Bob also turned out to be a mighty hunter, bringing home all sorts of demised trophies to feast on--everything from mice to bats to unknown whatevers--which he proceeded to deposit and devour in the middle of the fencing room floor, his absolute safe place. When a cat brings food to your home, you know he’s bringing it to his home. Bob knows where he lives.

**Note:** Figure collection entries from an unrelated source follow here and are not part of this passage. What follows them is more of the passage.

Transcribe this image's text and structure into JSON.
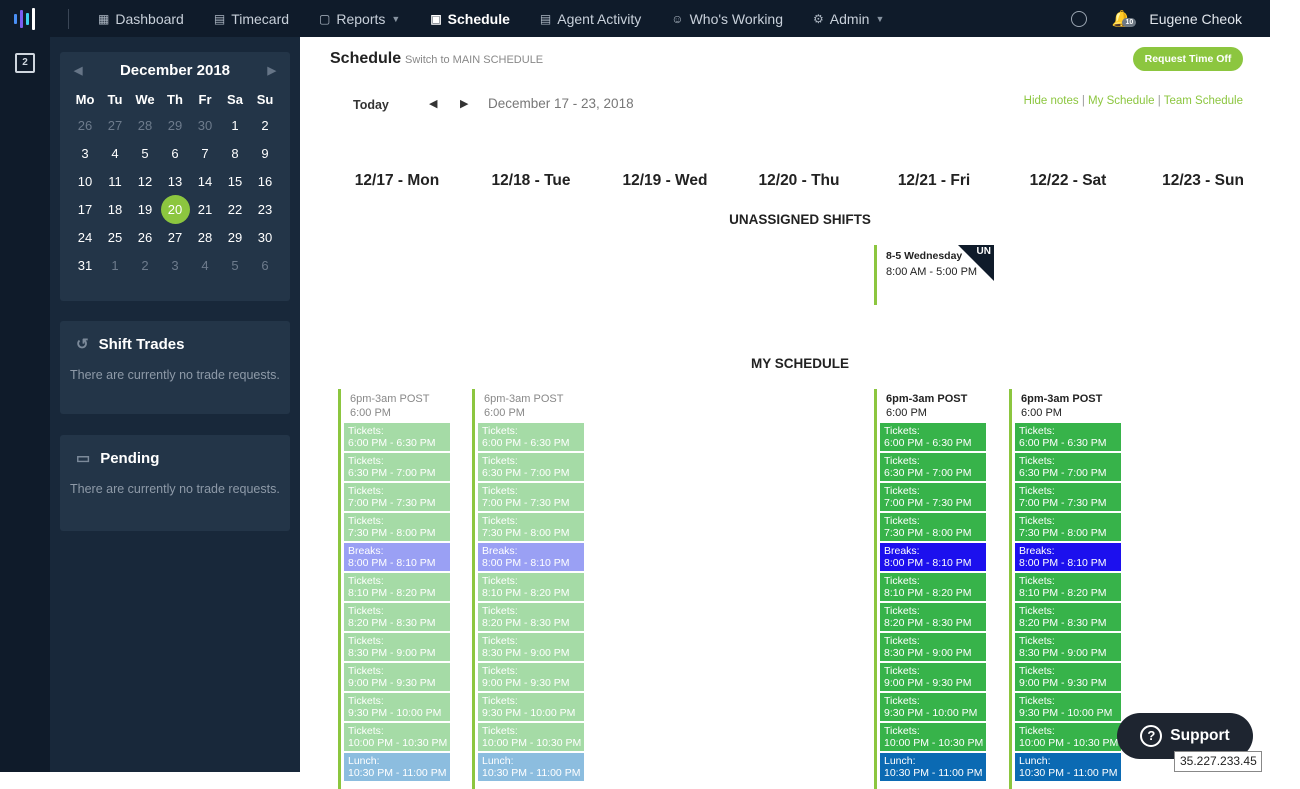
{
  "nav": {
    "items": [
      {
        "label": "Dashboard",
        "icon": "grid-icon",
        "glyph": "▦"
      },
      {
        "label": "Timecard",
        "icon": "timecard-icon",
        "glyph": "▤"
      },
      {
        "label": "Reports",
        "icon": "folder-icon",
        "glyph": "▢",
        "dropdown": true
      },
      {
        "label": "Schedule",
        "icon": "calendar-icon",
        "glyph": "▣",
        "active": true
      },
      {
        "label": "Agent Activity",
        "icon": "document-icon",
        "glyph": "▤"
      },
      {
        "label": "Who's Working",
        "icon": "users-icon",
        "glyph": "☺"
      },
      {
        "label": "Admin",
        "icon": "gear-icon",
        "glyph": "⚙",
        "dropdown": true
      }
    ],
    "notifications_count": "10",
    "username": "Eugene Cheok"
  },
  "sidebar": {
    "calendar": {
      "month": "December 2018",
      "weekdays": [
        "Mo",
        "Tu",
        "We",
        "Th",
        "Fr",
        "Sa",
        "Su"
      ],
      "days": [
        [
          "26",
          "27",
          "28",
          "29",
          "30",
          "1",
          "2"
        ],
        [
          "3",
          "4",
          "5",
          "6",
          "7",
          "8",
          "9"
        ],
        [
          "10",
          "11",
          "12",
          "13",
          "14",
          "15",
          "16"
        ],
        [
          "17",
          "18",
          "19",
          "20",
          "21",
          "22",
          "23"
        ],
        [
          "24",
          "25",
          "26",
          "27",
          "28",
          "29",
          "30"
        ],
        [
          "31",
          "1",
          "2",
          "3",
          "4",
          "5",
          "6"
        ]
      ],
      "selected": "20"
    },
    "trades": {
      "title": "Shift Trades",
      "empty": "There are currently no trade requests."
    },
    "pending": {
      "title": "Pending",
      "empty": "There are currently no trade requests."
    }
  },
  "schedule": {
    "title": "Schedule",
    "switch_label": "Switch to MAIN SCHEDULE",
    "request_button": "Request Time Off",
    "today_label": "Today",
    "range": "December 17 - 23, 2018",
    "links": [
      "Hide notes",
      "My Schedule",
      "Team Schedule"
    ],
    "days": [
      "12/17 - Mon",
      "12/18 - Tue",
      "12/19 - Wed",
      "12/20 - Thu",
      "12/21 - Fri",
      "12/22 - Sat",
      "12/23 - Sun"
    ],
    "unassigned_title": "UNASSIGNED SHIFTS",
    "unassigned_shift": {
      "name": "8-5 Wednesday",
      "time": "8:00 AM - 5:00 PM",
      "tag": "UN"
    },
    "my_title": "MY SCHEDULE",
    "shift_name": "6pm-3am POST",
    "shift_start": "6:00 PM",
    "blocks": [
      {
        "type": "tk",
        "label": "Tickets:",
        "time": "6:00 PM - 6:30 PM"
      },
      {
        "type": "tk",
        "label": "Tickets:",
        "time": "6:30 PM - 7:00 PM"
      },
      {
        "type": "tk",
        "label": "Tickets:",
        "time": "7:00 PM - 7:30 PM"
      },
      {
        "type": "tk",
        "label": "Tickets:",
        "time": "7:30 PM - 8:00 PM"
      },
      {
        "type": "br",
        "label": "Breaks:",
        "time": "8:00 PM - 8:10 PM"
      },
      {
        "type": "tk",
        "label": "Tickets:",
        "time": "8:10 PM - 8:20 PM"
      },
      {
        "type": "tk",
        "label": "Tickets:",
        "time": "8:20 PM - 8:30 PM"
      },
      {
        "type": "tk",
        "label": "Tickets:",
        "time": "8:30 PM - 9:00 PM"
      },
      {
        "type": "tk",
        "label": "Tickets:",
        "time": "9:00 PM - 9:30 PM"
      },
      {
        "type": "tk",
        "label": "Tickets:",
        "time": "9:30 PM - 10:00 PM"
      },
      {
        "type": "tk",
        "label": "Tickets:",
        "time": "10:00 PM - 10:30 PM"
      },
      {
        "type": "lu",
        "label": "Lunch:",
        "time": "10:30 PM - 11:00 PM"
      }
    ],
    "shift_columns": [
      {
        "day": "12/17 - Mon",
        "state": "past"
      },
      {
        "day": "12/18 - Tue",
        "state": "past"
      },
      {
        "day": "12/21 - Fri",
        "state": "cur"
      },
      {
        "day": "12/22 - Sat",
        "state": "cur"
      }
    ]
  },
  "support_label": "Support",
  "ip_address": "35.227.233.45",
  "colors": {
    "accent": "#8cc63f",
    "topbar": "#0f1b2a",
    "sidebar": "#18283a",
    "card": "#233548",
    "tickets_current": "#37b34a",
    "tickets_past": "#a5dba6",
    "breaks_current": "#1c10ee",
    "breaks_past": "#9aa0f4",
    "lunch_current": "#0b6ab3",
    "lunch_past": "#8cbddf"
  }
}
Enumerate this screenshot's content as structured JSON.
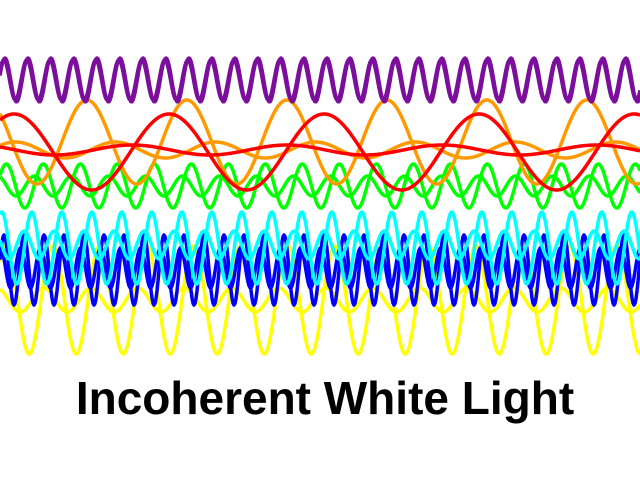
{
  "title": "Incoherent White Light"
}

From abandoned cat on the street to a permanent fixture in my fencing studio, Bob has come a long way in his quest for a forever home. This is where Bob has chosen to put down his roots. He also brings a touch of relaxed hominess to my fencing room, which I believe adds greatly to the learning process of my students. Some fencers enjoy the sterile coldness of a gymnasium packed with buzzing, flashing scoring machines and screaming competitors. It is, I suppose, the way of the sport mind. But that has never been my way and never will be. I see fencing as a challenging life skill. I prefer clean fencing, a bit of Mozart playing in the background and, of course, my fencing room cat overseeing it all.

“A dog is a dog, a bird is a bird, but a cat is a person.”